Character 114 is the position of the last maxillary tooth compared to the orbit, but is not ordered, so "mid orbit" is not between "anterior to orbit" and posterior to orbit".  Furthermore, it includes a state for "toothless", which makes it correlated with the next character...

Character 115 is maxillary teeth sharp vs. blunt vs. multicusped vs. multicusped with constricted bases vs. absent vs. constricted bases.  This makes 108 look formatted well.  SO MANY variables are combined!  Sharpness, number of cusps, constriction of base, presence.  This needs to be four characters.

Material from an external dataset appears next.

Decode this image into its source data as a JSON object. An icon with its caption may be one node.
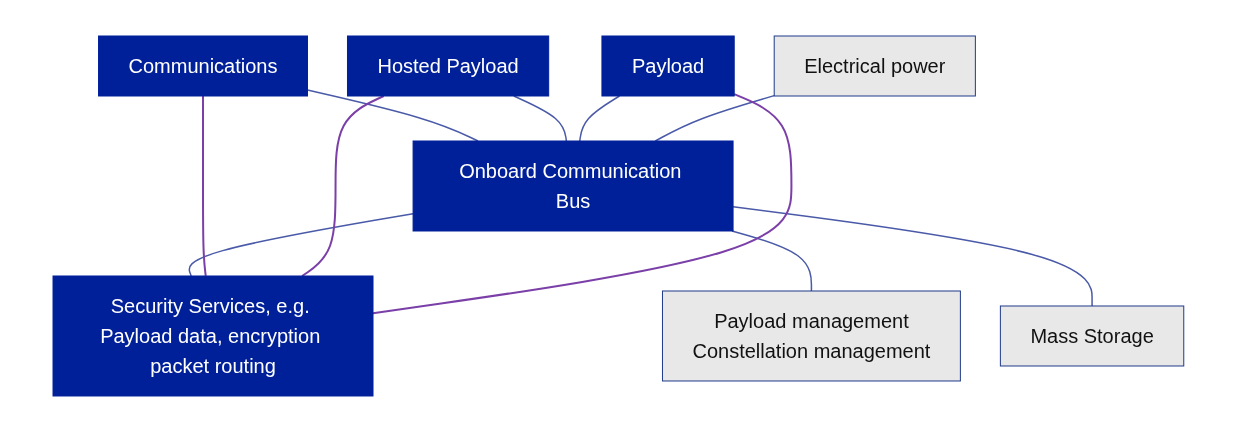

So yeah, that's just a sample.  Can you all see why no one trusts Peters' analysis, even ignoring his coding accuracy in the first place?  It's true some other analyses have some of the same issues, like Rieppel's (http://theropoddatabase.blogspot.com/2011/06/rieppels-reptile-matrix-and-turtle.html), but this doesn't make Peters' more likely to be correct.  Honestly, Rieppel's, Mueller's and Peters' are all flawed.  I don't trust the results of any of them.  If someone wants to be the true shining light on the subpar tradition of reptile analyses, they need to understand how to construct characters well, and not put their faith in graphic artifacts created by Photoshop.  Peters can accomplish the first step by posting this on his blog and adusting the characters as per my critique.